The “devil is in the details” of the proposal, such as:
– While in the US investors have been asking for a separate report from the auditors providing information the auditors know, the EC would require such a report but prohibit it from being made available to investors.
– The EC proposal discusses the “client” of the auditor being the company, rather than investors.
– The EC would require substantial expansion of the audit report, in what appears to be a very positive development, including requiring the auditor to set forth how they assessed materiality. The PCAOB has also taken up this topic, but not yet issued a proposal.
– The EC would require auditors to disclose financial information. But that information is very, very limited such as to revenues, which the firms already disclose. It does not require disclosure of basic financial information necessary for any regulator to assess the financial stability, liquidity, viability or performance of the firms they are charged with regulating. In 2008, The U.S. Treasury Committee made a recommendation with respect to increasing transparency of the audit firms, which the PCAOB has yet to act on.
– While mandatory rotation is proposed every 6 years, there are mechanisms put in place to extend this out for up to 12 years. The PCAOB has previously taken up this topic in the US and issued a concept release, but has not yet issued a proposal.

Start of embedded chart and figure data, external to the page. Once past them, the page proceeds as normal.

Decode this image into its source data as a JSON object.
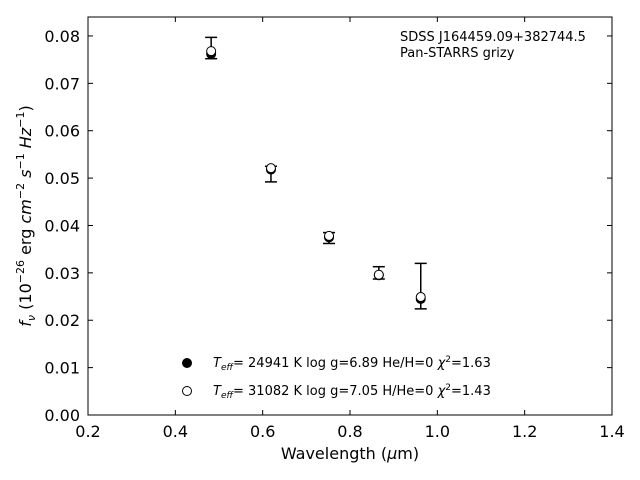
{
  "chart_data": {
    "type": "scatter",
    "xlabel_prefix": "Wavelength (",
    "xlabel_mu": "μ",
    "xlabel_suffix": "m)",
    "ylabel_f": "f",
    "ylabel_nu": "ν",
    "ylabel_units_a": " (10",
    "ylabel_exp_a": "−26",
    "ylabel_units_b": " erg ",
    "ylabel_cm": "cm",
    "ylabel_exp_b": "−2",
    "ylabel_s": " s",
    "ylabel_exp_c": "−1",
    "ylabel_hz": " Hz",
    "ylabel_exp_d": "−1",
    "ylabel_close": ")",
    "xlim": [
      0.2,
      1.4
    ],
    "ylim": [
      0.0,
      0.084
    ],
    "xticks": [
      0.2,
      0.4,
      0.6,
      0.8,
      1.0,
      1.2,
      1.4
    ],
    "xtick_labels": [
      "0.2",
      "0.4",
      "0.6",
      "0.8",
      "1.0",
      "1.2",
      "1.4"
    ],
    "yticks": [
      0.0,
      0.01,
      0.02,
      0.03,
      0.04,
      0.05,
      0.06,
      0.07,
      0.08
    ],
    "ytick_labels": [
      "0.00",
      "0.01",
      "0.02",
      "0.03",
      "0.04",
      "0.05",
      "0.06",
      "0.07",
      "0.08"
    ],
    "annotation": {
      "line1": "SDSS J164459.09+382744.5",
      "line2": "Pan-STARRS grizy"
    },
    "observed": {
      "x": [
        0.482,
        0.619,
        0.752,
        0.866,
        0.962
      ],
      "y_low": [
        0.0752,
        0.0492,
        0.0362,
        0.0287,
        0.0224
      ],
      "y_high": [
        0.0797,
        0.0525,
        0.0385,
        0.0313,
        0.032
      ]
    },
    "series": [
      {
        "name_T": "T",
        "name_eff": "eff",
        "name_rest": "= 24941 K  log g=6.89  He/H=0  ",
        "name_chi": "χ",
        "name_chi_exp": "2",
        "name_chi_val": "=1.63",
        "marker": "filled",
        "x": [
          0.482,
          0.619,
          0.752,
          0.866,
          0.962
        ],
        "y": [
          0.0762,
          0.0518,
          0.0375,
          0.0295,
          0.0245
        ]
      },
      {
        "name_T": "T",
        "name_eff": "eff",
        "name_rest": "= 31082 K  log g=7.05  H/He=0  ",
        "name_chi": "χ",
        "name_chi_exp": "2",
        "name_chi_val": "=1.43",
        "marker": "open",
        "x": [
          0.482,
          0.619,
          0.752,
          0.866,
          0.962
        ],
        "y": [
          0.0768,
          0.0521,
          0.0378,
          0.0296,
          0.0249
        ]
      }
    ],
    "grid": false,
    "legend_placement": "lower-center",
    "colors": {
      "axis": "#000000",
      "marker": "#000000",
      "background": "#ffffff"
    }
  }
}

– The EC proposes that non-CPA’s be allowed to own audit firms. This is a change the large audit firms have been requesting for over a decade, as a way to monetize their stock and let the older partners reap the benefit. This is a very dangerous proposal as it would allow for outside investors, or allow the firm to go public, putting the profit motive far ahead of the public interest obligation, and likely resulting in significantly lower audit quality. This idea has been debated and rejected here in the US. It also raises very serious independence issues, for example, when a private equity or hedge fund invests in a CPA audit firm, would the audit firm be able to audit other companies the investment firm holds? If so, could investors ever believe the audit firm would ever bring to light a problem in the company, such as an Olympus, if it would have negative consequences for the investment fund?
Ultimately, the real problem is the fact the company being audited still pays the bill. That is not changing under the EC proposal and will remain as the real problem, just as it is for credit rating companies. Until that problem is directly addressed it is likely audits will remain problematic, although some of the proposals may be beneficial.

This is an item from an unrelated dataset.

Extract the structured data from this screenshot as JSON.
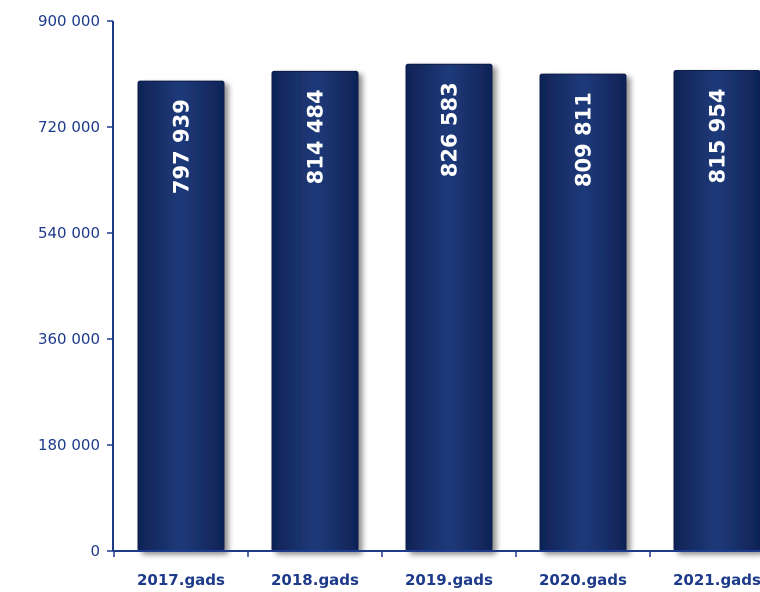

EU Proposes Disclosure Requirements for Payments to Governments for Natural Resources Development
It’s not only Sarbanes-Oxley that is being somewhat cloned in Europe. As this memo summarizes, the EU recently issued two proposals to amend the European Union Transparency Directive that together contain new requirements for the disclosure of payments to governments by certain companies engaged in natural resource extraction or logging. This is a big deal for companies in the extractive industry with operations in the EU a la Dodd-Frank.
In the “Dodd-Frank Blog,” Jill Radloff of Leonard Street & Deinard provides an update on the OECD Conflict Minerals Project, including this new OECD report that establishes a baseline of current due-diligence practices of downstream companies.